Les ministres de l’Education nationale et de l’Enseignement Supérieur et de la Recherche ont présenté aux organisations syndicales, le vendredi 13 novembre, leurs décisions après que les groupes de travail mis en place par le gouvernement ont remis leurs rapports.
- Les orientations contenues dans les décrets sont totalement confirmées : Le concours serait maintenu en deuxième année de master, Des étudiants en master seraient utilisés en lieu et place des personnels titulaires de l’éducation nationale.

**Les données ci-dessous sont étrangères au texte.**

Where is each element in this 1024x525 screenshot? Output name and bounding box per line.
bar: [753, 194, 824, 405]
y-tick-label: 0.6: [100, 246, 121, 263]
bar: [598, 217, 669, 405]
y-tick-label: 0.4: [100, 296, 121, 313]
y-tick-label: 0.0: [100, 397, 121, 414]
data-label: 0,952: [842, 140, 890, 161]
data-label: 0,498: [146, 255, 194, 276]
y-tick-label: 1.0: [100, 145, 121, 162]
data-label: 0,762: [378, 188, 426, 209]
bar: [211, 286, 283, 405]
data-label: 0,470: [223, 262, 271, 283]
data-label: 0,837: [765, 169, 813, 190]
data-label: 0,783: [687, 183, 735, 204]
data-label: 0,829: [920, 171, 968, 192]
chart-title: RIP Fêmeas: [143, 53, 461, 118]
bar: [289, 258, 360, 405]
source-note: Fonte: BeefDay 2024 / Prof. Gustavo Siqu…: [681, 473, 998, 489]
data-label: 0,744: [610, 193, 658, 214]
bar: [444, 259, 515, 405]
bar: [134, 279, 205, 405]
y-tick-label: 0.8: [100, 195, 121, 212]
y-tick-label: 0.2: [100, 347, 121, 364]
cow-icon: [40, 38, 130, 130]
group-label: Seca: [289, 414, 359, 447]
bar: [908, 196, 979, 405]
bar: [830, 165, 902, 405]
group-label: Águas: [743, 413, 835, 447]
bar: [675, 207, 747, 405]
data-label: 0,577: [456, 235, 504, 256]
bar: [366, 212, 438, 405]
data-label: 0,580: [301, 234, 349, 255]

La formation professionnelle serait réduite à un 1/3 temps après le concours ; lui serait substituée une formation « sur le tas » qui ruine la formation disciplinaire au profit de notions aussi vagues que la « maîtrise de la compétence » ou « l’action éthique et responsable comme fonctionnaire d’Etat ».

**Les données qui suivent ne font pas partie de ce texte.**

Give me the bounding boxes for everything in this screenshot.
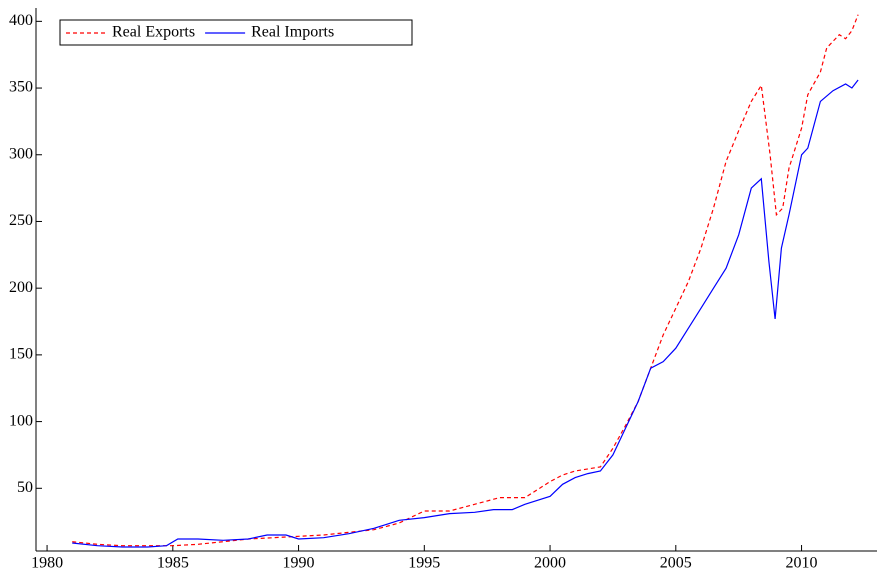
y-tick-label: 100	[9, 412, 33, 429]
legend-label: Real Imports	[251, 24, 334, 41]
y-tick-label: 250	[9, 212, 33, 229]
x-tick-label: 1995	[408, 555, 440, 572]
x-tick-label: 1980	[31, 555, 63, 572]
series-line	[72, 14, 859, 547]
y-tick-label: 350	[9, 79, 33, 96]
x-tick-label: 1985	[157, 555, 189, 572]
legend-label: Real Exports	[112, 24, 195, 41]
x-tick-label: 2000	[534, 555, 566, 572]
series-line	[72, 79, 859, 548]
x-tick-label: 2010	[786, 555, 818, 572]
y-tick-label: 50	[17, 479, 33, 496]
y-tick-label: 400	[9, 12, 33, 29]
y-tick-label: 200	[9, 279, 33, 296]
x-tick-label: 2005	[660, 555, 692, 572]
y-tick-label: 300	[9, 145, 33, 162]
y-tick-label: 150	[9, 346, 33, 363]
x-tick-label: 1990	[283, 555, 315, 572]
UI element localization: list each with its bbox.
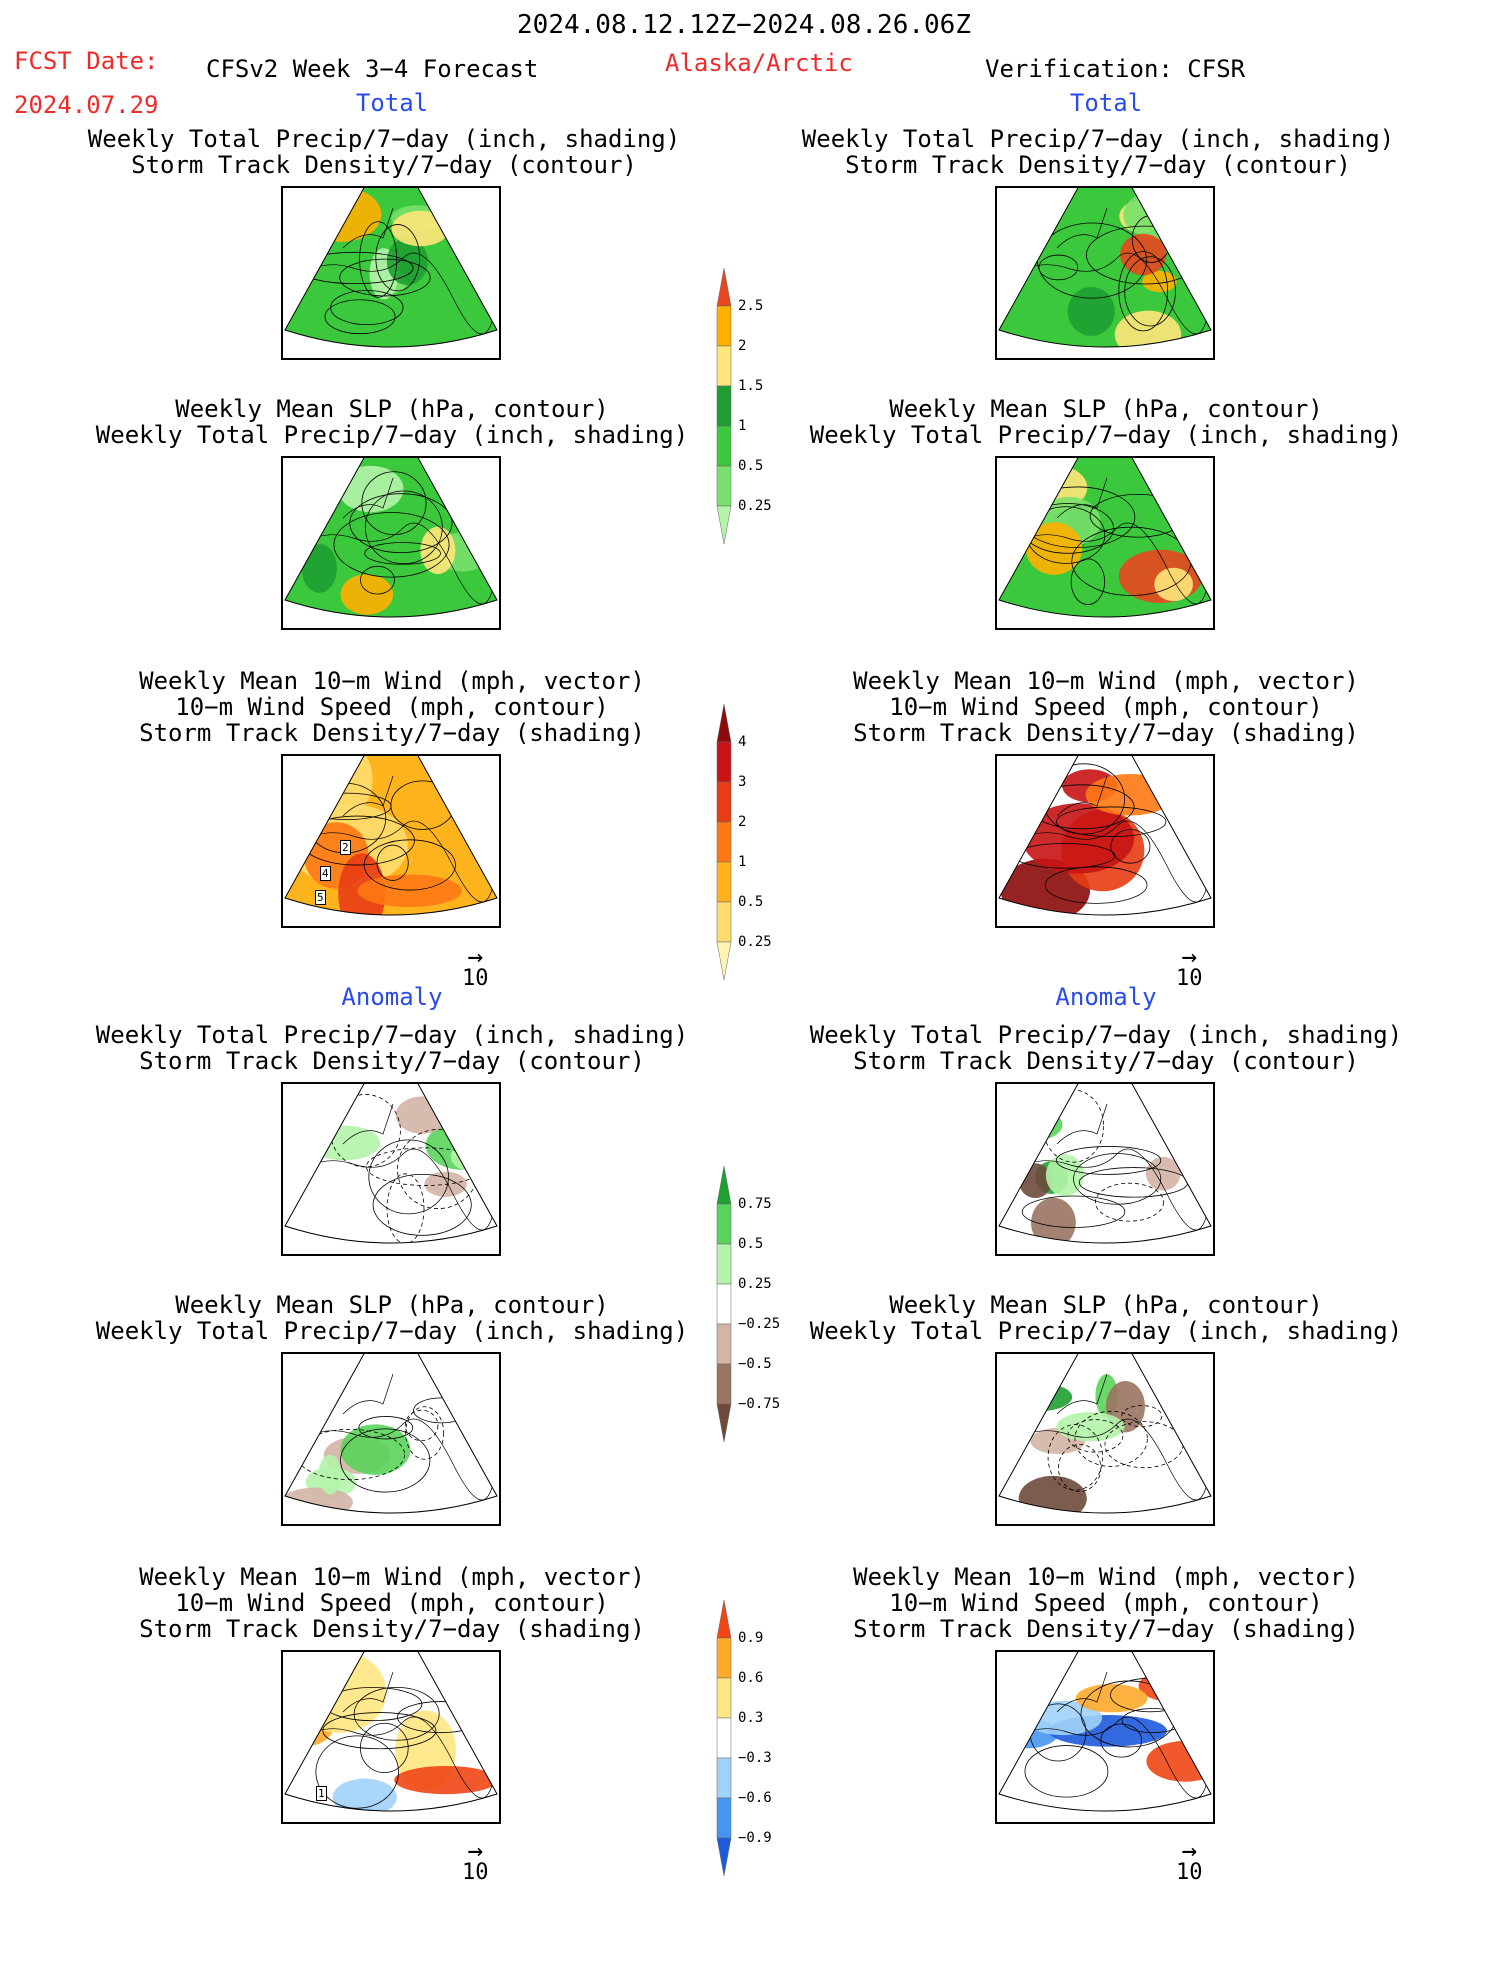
map-precip-anom-fcst	[281, 1082, 501, 1256]
colorbar-precip-anom: 0.75 0.5 0.25 −0.25 −0.5 −0.75	[716, 1164, 780, 1528]
region-title: Alaska/Arctic	[665, 49, 853, 77]
colorbar-tick-label: 2	[738, 814, 747, 830]
colorbar-tick-label: 0.5	[738, 1236, 764, 1252]
map-wind-total-fcst	[281, 754, 501, 928]
colorbar-tick-label: −0.5	[738, 1356, 772, 1372]
model-title: CFSv2 Week 3−4 Forecast	[206, 55, 539, 83]
vector-reference: → 10	[462, 942, 489, 991]
verification-title: Verification: CFSR	[985, 55, 1246, 83]
colorbar-tick-label: 0.75	[738, 1196, 772, 1212]
map-precip-anom-obs	[995, 1082, 1215, 1256]
arrow-right-icon: →	[467, 1836, 484, 1866]
fcst-date: 2024.07.29	[14, 91, 159, 119]
colorbar-tick-label: 1	[738, 854, 747, 870]
map-slp-total-fcst	[281, 456, 501, 630]
panel-title-r2: Weekly Mean SLP (hPa, contour) Weekly Tot…	[809, 395, 1403, 449]
vector-reference: → 10	[1176, 1836, 1203, 1885]
colorbar-tick-label: −0.6	[738, 1790, 772, 1806]
colorbar-tick-label: −0.9	[738, 1830, 772, 1846]
panel-title-l1: Weekly Total Precip/7−day (inch, shading…	[87, 125, 681, 179]
colorbar-precip-total: 2.5 2 1.5 1 0.5 0.25	[716, 266, 772, 630]
colorbar-tick-label: −0.3	[738, 1750, 772, 1766]
colorbar-tick-label: −0.25	[738, 1316, 781, 1332]
colorbar-tick-label: 0.25	[738, 934, 772, 950]
panel-title-l4: Weekly Total Precip/7−day (inch, shading…	[95, 1021, 689, 1075]
map-slp-total-obs	[995, 456, 1215, 630]
contour-label: 2	[340, 840, 351, 855]
panel-title-r1: Weekly Total Precip/7−day (inch, shading…	[801, 125, 1395, 179]
arrow-right-icon: →	[1181, 1836, 1198, 1866]
colorbar-tick-label: 0.5	[738, 458, 764, 474]
colorbar-tick-label: 0.9	[738, 1630, 764, 1646]
colorbar-tick-label: 0.6	[738, 1670, 764, 1686]
vector-reference: → 10	[1176, 942, 1203, 991]
contour-label: 4	[320, 866, 331, 881]
panel-title-r3: Weekly Mean 10−m Wind (mph, vector) 10−m …	[853, 667, 1359, 747]
date-range: 2024.08.12.12Z−2024.08.26.06Z	[517, 10, 971, 40]
colorbar-tick-label: 3	[738, 774, 747, 790]
colorbar-tick-label: −0.75	[738, 1396, 781, 1412]
map-precip-total-obs	[995, 186, 1215, 360]
section-anomaly-left: Anomaly	[341, 983, 443, 1011]
contour-label: 5	[315, 890, 326, 905]
map-slp-anom-obs	[995, 1352, 1215, 1526]
colorbar-tick-label: 0.25	[738, 1276, 772, 1292]
panel-title-l5: Weekly Mean SLP (hPa, contour) Weekly Tot…	[95, 1291, 689, 1345]
panel-title-l6: Weekly Mean 10−m Wind (mph, vector) 10−m …	[139, 1563, 645, 1643]
arrow-right-icon: →	[1181, 942, 1198, 972]
colorbar-tick-label: 0.25	[738, 498, 772, 514]
panel-title-r6: Weekly Mean 10−m Wind (mph, vector) 10−m …	[853, 1563, 1359, 1643]
map-wind-anom-obs	[995, 1650, 1215, 1824]
map-precip-total-fcst	[281, 186, 501, 360]
colorbar-tick-label: 0.3	[738, 1710, 764, 1726]
map-slp-anom-fcst	[281, 1352, 501, 1526]
section-total-left: Total	[355, 89, 429, 117]
arrow-right-icon: →	[467, 942, 484, 972]
colorbar-track-total: 4 3 2 1 0.5 0.25	[716, 702, 772, 1066]
panel-title-l3: Weekly Mean 10−m Wind (mph, vector) 10−m …	[139, 667, 645, 747]
panel-title-l2: Weekly Mean SLP (hPa, contour) Weekly Tot…	[95, 395, 689, 449]
fcst-label: FCST Date:	[14, 47, 159, 75]
colorbar-tick-label: 0.5	[738, 894, 764, 910]
map-wind-total-obs	[995, 754, 1215, 928]
panel-title-r4: Weekly Total Precip/7−day (inch, shading…	[809, 1021, 1403, 1075]
colorbar-tick-label: 2	[738, 338, 747, 354]
colorbar-tick-label: 2.5	[738, 298, 764, 314]
section-anomaly-right: Anomaly	[1055, 983, 1157, 1011]
colorbar-track-anom: 0.9 0.6 0.3 −0.3 −0.6 −0.9	[716, 1598, 772, 1962]
panel-title-r5: Weekly Mean SLP (hPa, contour) Weekly Tot…	[809, 1291, 1403, 1345]
map-wind-anom-fcst	[281, 1650, 501, 1824]
section-total-right: Total	[1069, 89, 1143, 117]
colorbar-tick-label: 1.5	[738, 378, 764, 394]
contour-label: 1	[316, 1786, 327, 1801]
colorbar-tick-label: 4	[738, 734, 747, 750]
colorbar-tick-label: 1	[738, 418, 747, 434]
vector-reference: → 10	[462, 1836, 489, 1885]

abrogation des décrets sur la mastérisation,
retrait de la circulaire du 28 août 2009 qui envoie 150 000 étudiants en stages « d’apprentissage »,
recrutement à Bac + 3 (Bac + 4 pour l’agrégation),
maintien des concours sous leur forme actuelle avec le maintien de la qualification disciplinaire,
maintien de tous les sites IUFM et de tous leurs postes.
La FNEC FP-FO prend acte du fait que le secrétaire général de la FSU a fait part aux représentants des ministres de son exigence que soit « abandonnée cette réforme et retirés les textes d’application déjà publiés ».
La FNEC FP-FO a rappelé que la réforme de la formation des maîtres présentée par le gouvernement avait dès son annonce rencontré l’opposition des personnels, en particulier exprimée par la grève à l’Université en 2009.
Le directeur de cabinet du ministre et le secrétaire général du ministère de l’éducation nationale ont manifesté leur incompréhension et leur énervement face à ce refus des organisations. Ils ont regretté la disparition du consensus et ont annoncé vouloir reprendre les discussions pour le rétablir.
La FNEC FP-FO s’adresse à toutes ses sections départementales, à ses syndicats, à leurs militants, à tous leurs syndiqués pour qu’ils amplifient les prises de position dans les établissements et les instances paritaires ainsi que les signatures sur la pétition fédérale.
Partout où cela est possible, doit s’exprimer dans l’unité syndicale, l’exigence d’abrogation des décrets et de la circulaire.